Noteworthy, Brown's criticism of the Darwinian thesis, like that of Rudolf Virchow, did not come from any religious feeling. In fact, Brown's critique bears an uncanny resemblance to Thomas Robert Malthus's Essay on the Principle of Population (1798) in which Malthus's main objection against Darwin's thesis, like that of Brown, was epistemological rather than religious.[7]

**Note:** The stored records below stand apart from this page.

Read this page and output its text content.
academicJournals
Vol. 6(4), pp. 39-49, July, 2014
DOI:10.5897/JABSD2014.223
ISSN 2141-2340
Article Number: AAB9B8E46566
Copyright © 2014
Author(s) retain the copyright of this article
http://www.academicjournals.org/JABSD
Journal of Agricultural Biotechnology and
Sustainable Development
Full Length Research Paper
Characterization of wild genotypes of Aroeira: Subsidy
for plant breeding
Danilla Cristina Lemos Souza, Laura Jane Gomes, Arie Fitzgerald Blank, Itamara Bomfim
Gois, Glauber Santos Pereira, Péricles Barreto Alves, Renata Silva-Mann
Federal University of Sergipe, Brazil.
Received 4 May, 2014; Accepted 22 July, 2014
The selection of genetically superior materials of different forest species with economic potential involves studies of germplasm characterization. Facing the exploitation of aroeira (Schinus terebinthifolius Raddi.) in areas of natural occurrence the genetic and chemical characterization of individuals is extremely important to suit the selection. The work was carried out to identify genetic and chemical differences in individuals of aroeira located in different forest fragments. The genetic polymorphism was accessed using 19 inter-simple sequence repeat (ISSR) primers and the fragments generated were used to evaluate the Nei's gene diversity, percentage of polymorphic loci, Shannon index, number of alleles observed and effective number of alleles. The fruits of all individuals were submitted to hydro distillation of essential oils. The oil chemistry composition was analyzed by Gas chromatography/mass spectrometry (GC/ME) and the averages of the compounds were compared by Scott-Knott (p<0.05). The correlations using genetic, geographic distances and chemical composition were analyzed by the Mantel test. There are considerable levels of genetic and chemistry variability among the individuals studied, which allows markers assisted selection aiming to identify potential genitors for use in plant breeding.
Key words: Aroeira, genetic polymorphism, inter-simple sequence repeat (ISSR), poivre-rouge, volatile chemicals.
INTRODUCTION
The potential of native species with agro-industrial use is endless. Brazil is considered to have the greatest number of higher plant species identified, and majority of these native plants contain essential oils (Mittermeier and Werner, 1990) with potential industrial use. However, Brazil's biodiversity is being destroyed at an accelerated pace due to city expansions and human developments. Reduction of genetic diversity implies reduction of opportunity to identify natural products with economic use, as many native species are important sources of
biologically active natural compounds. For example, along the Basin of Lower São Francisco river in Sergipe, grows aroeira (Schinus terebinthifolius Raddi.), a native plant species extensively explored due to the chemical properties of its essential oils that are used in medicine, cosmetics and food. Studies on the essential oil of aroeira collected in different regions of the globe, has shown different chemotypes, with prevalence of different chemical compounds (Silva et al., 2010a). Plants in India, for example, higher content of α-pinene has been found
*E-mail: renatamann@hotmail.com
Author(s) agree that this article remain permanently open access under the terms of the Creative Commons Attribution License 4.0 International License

Brown's philosophy occupies an intermediate place between the earlier Scottish school and the later associational psychology, to which he really belonged. Later criticism of Brown's philosophy lessened its popularity, a severe attack being made by Sir William Hamilton, 9th Baronet in his Discussions and Lectures on Metaphysics. A high estimate of his merits was shown in John Stuart Mill's Examination of Hamilton. Also, in David Welsh's Account of the Life and Writings (1825) and James McCosh's Scottish Philosophy. Friedrich Eduard Beneke, who found in him anticipations of some of his own doctrines.[1][8]
The philosopher Schopenhauer wrote of him in 1844:
Quite recently Thomas Brown has taught ... in his extremely tedious book Inquiry into the Relation of Cause and Effect (4th ed., 1835), ... that knowledge springs from an innate, intuitive, and instinctive conviction; he is therefore essentially on the right path. However, the crass ignorance is unpardonable by which, in this book of 476 pages, 130 of which are devoted to the refutation of Hume, no mention at all is made of Kant, who cleared up the matter seventy years ago.|The World as Will and Representation, Vol. II, Chapter IV
In his On the Fourfold Root of the Principle of Sufficient Reason, § 20, Schopenhauer claimed that Brown intended to provide support for the Cosmological Proof of God's Existence. "… sometimes there is an intention…a theological design flirting with the Cosmological Proof…. We find the clearest instance of this in Thomas Browne's [sic] book, On the Relation of Cause and Effect…this Englishman rightly recognizes, that the causal law has invariably to do with changes, and that every effect is accordingly a change. Yet…he is unwilling to admit that every cause is likewise a change and that the whole process is therefore nothing but the uninterrupted connection of changes succeeding one another in time. On the contrary, he persists in clumsily calling the cause an object or substance, which precedes the change…in order that his definition may on no account stand in the way of the Cosmological Proof…."
His friend and biographer, David Welsh (1793–1845), superintended the publication of Brown's text-book, the Physiology of the Human Mind, and his Lectures on the Philosophy of the Human Mind,[9] which was published by his successors, John Stewart and Edward Milroy. The Lectures were well received both in England (where it reached a 19th edition)[1][10] and in the USA.
Among Brown's poems, which were influenced by Alexander Pope and Akenside were: Paradise of Coquettes (1814); Wanderer in Norway (1815); Warfiend (1816); Bower of Spring (1817); Agnes (1818); Emily (1819); a collected edition in 4 vols. appeared in 1820.[1] His poetry, though graceful, lacked force, and is now forgotten.[citation needed]
Brown was one of the first contributors to the Edinburgh Review. In its second number, he published a criticism of Immanuel Kant's philosophy, based on Auguste Villiers de l'Isle-Adam's account of it.[1]